Hijman and Grahams objective was to evaluate whether Climate Envelope Models (CEM) are as successful in predicting species distribution under future climate change scenarios as it is in predicting current species distribution. They evaluated CEM ability by comparing CEM predictions with predictions obtained from Mechanistic Models (MM, which are based on an understanding of species physiology while CEMs use known geographic locations of a species to infer on their environmental requirements). They evaluated data from 100 plant species for past, current, and future distributions, by comparing MM results with four different CEM that covered a range of statistical approaches: BioClim, Domain, GAM, and Maxent and used range size, overlap index, false positive rate, and false negative rate to determine how well species distribution with CEM corresponds with MM (Generally illustrated in Fig. 1). The concern is that some CEMs may be unsuitable to predict species ranges under future climate because 1) cannot be tested using independent model training and testing data sets (i.e. no observed data for future scenarios and 2) a statistical model in which the inferred environmental requirements may not be suitable for truly classifying suitable vs. unsuitable environments. Hijmans suggests to compare results from CEM with MM, because using MM will model species distribution using physiology independent of climate. However, the only problem with MM is that physiology data is not always easy to gather. There was considerable variation between CEM and ability to reproduce the predictions from MM. Maxent and GAM provided good estimates for range shift with climate change. Domain underestimated range size. Bioclim underestimates future ranges, so would be considered a conservative approach, for example for reserve planning. Don’t even go with Domain, because it was considered too sensitive to the number of environmental variables used to predict species distribution. They came to the conclusion that some CEMs are reasonably good at predicting species dristributions under a climate change scenario.
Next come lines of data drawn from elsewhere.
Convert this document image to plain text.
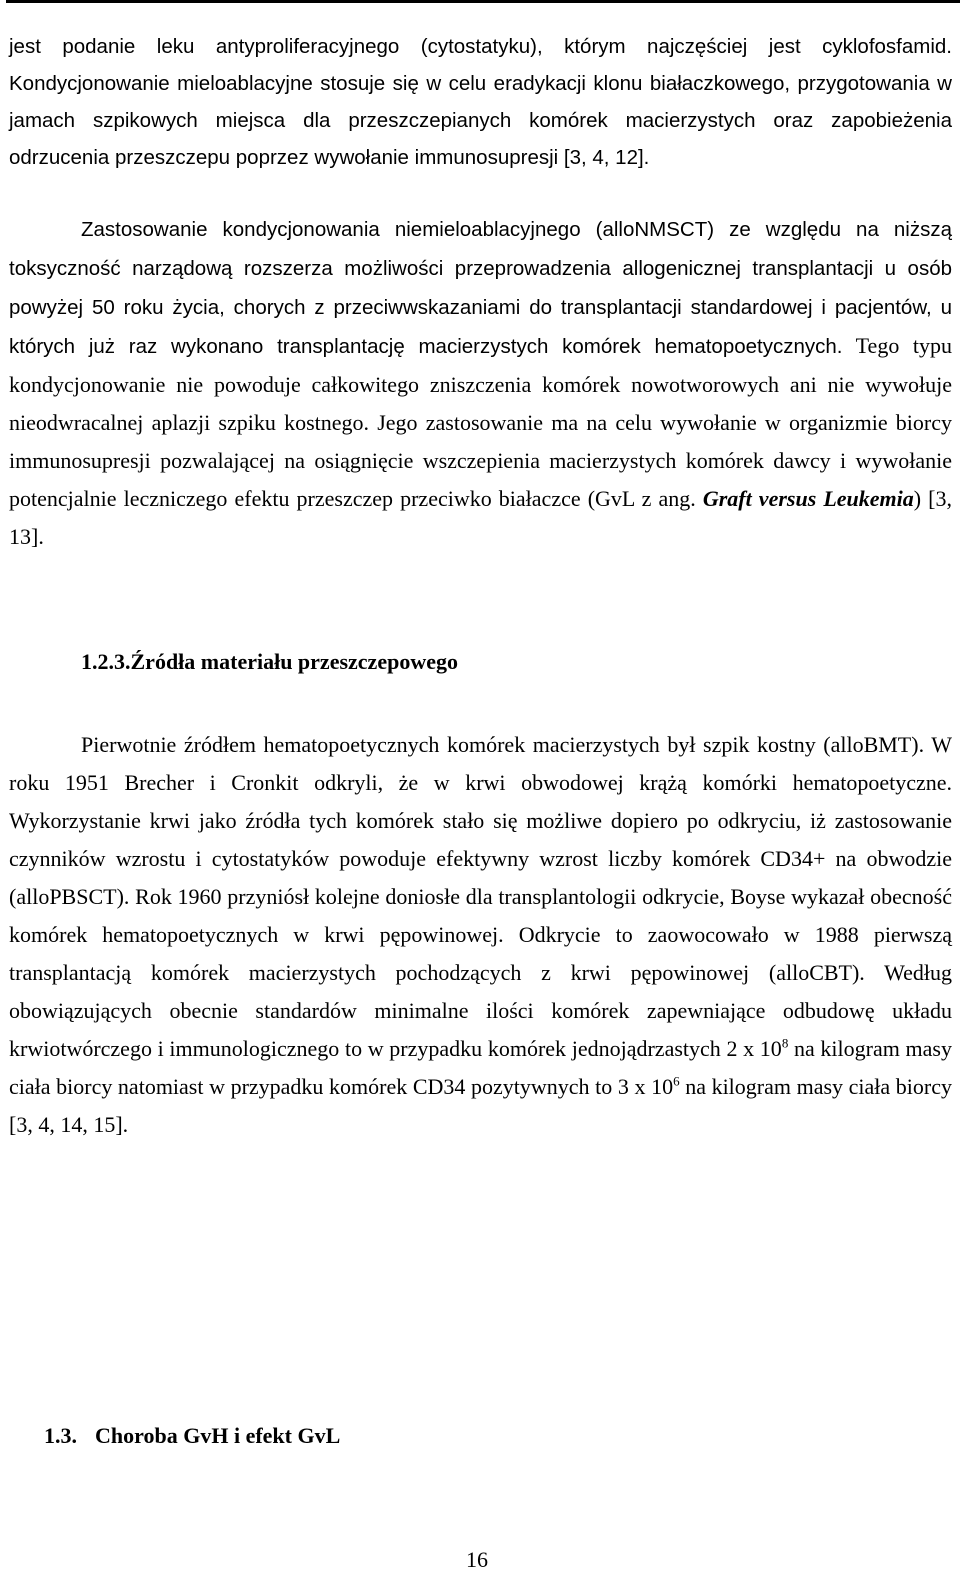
jest podanie leku antyproliferacyjnego (cytostatyku), którym najczęściej jest cyklofosfamid.

Kondycjonowanie mieloablacyjne stosuje się w celu eradykacji klonu białaczkowego, przygotowania w jamach szpikowych miejsca dla przeszczepianych komórek macierzystych oraz zapobieżenia odrzucenia przeszczepu poprzez wywołanie immunosupresji [3, 4, 12].

Zastosowanie kondycjonowania niemieloablacyjnego (alloNMSCT) ze względu na niższą toksyczność narządową rozszerza możliwości przeprowadzenia allogenicznej transplantacji u osób powyżej 50 roku życia, chorych z przeciwwskazaniami do transplantacji standardowej i pacjentów, u których już raz wykonano transplantację macierzystych komórek hematopoetycznych. Tego typu kondycjonowanie nie powoduje całkowitego zniszczenia komórek nowotworowych ani nie wywołuje nieodwracalnej aplazji szpiku kostnego. Jego zastosowanie ma na celu wywołanie w organizmie biorcy immunosupresji pozwalającej na osiągnięcie wszczepienia macierzystych komórek dawcy i wywołanie potencjalnie leczniczego efektu przeszczep przeciwko białaczce (GvL z ang. Graft versus Leukemia) [3, 13].

1.2.3.Źródła materiału przeszczepowego

Pierwotnie źródłem hematopoetycznych komórek macierzystych był szpik kostny (alloBMT). W roku 1951 Brecher i Cronkit odkryli, że w krwi obwodowej krążą komórki hematopoetyczne. Wykorzystanie krwi jako źródła tych komórek stało się możliwe dopiero po odkryciu, iż zastosowanie czynników wzrostu i cytostatyków powoduje efektywny wzrost liczby komórek CD34+ na obwodzie (alloPBSCT). Rok 1960 przyniósł kolejne doniosłe dla transplantologii odkrycie, Boyse wykazał obecność komórek hematopoetycznych w krwi pępowinowej. Odkrycie to zaowocowało w 1988 pierwszą transplantacją komórek macierzystych pochodzących z krwi pępowinowej (alloCBT). Według obowiązujących obecnie standardów minimalne ilości komórek zapewniające odbudowę układu krwiotwórczego i immunologicznego to w przypadku komórek jednojądrzastych 2 x $10^8$ na kilogram masy ciała biorcy natomiast w przypadku komórek CD34 pozytywnych to 3 x $10^6$ na kilogram masy ciała biorcy [3, 4, 14, 15].

1.3. Choroba GvH i efekt GvL
16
In this paper, to assess species distribution changes in response to climate change, nonclimatic effects were eliminated. This is not very realistic however, because species distributions is likely influenced by both biotic and abiotic factors. It would be interesting to take biotic factors into account, because most likely species interactions with one another may be indirectly linked to changes in distribution driven by abiotic factors (one would persist and the other may not?). Also, applying this to vertebrate data, and even more interestingly, a migrating species, would be a great next step for using CEM to predict future species distribution.

(Figure caption: Approach used to evaluate the ability of climate envelope models to predict species distributions under different climates. A mechanistic model is used to predict the potential distribution for a species under current (a) and future (or past) (b) conditions (light gray = not suitable, dark gray = suitable). Points are extracted randomly from the area deemed currently suitable for the species (c). These points are used in the climate envelope model for current (d) and future (e) conditions. The statistical model is evaluated through a comparison of (b) and (e).)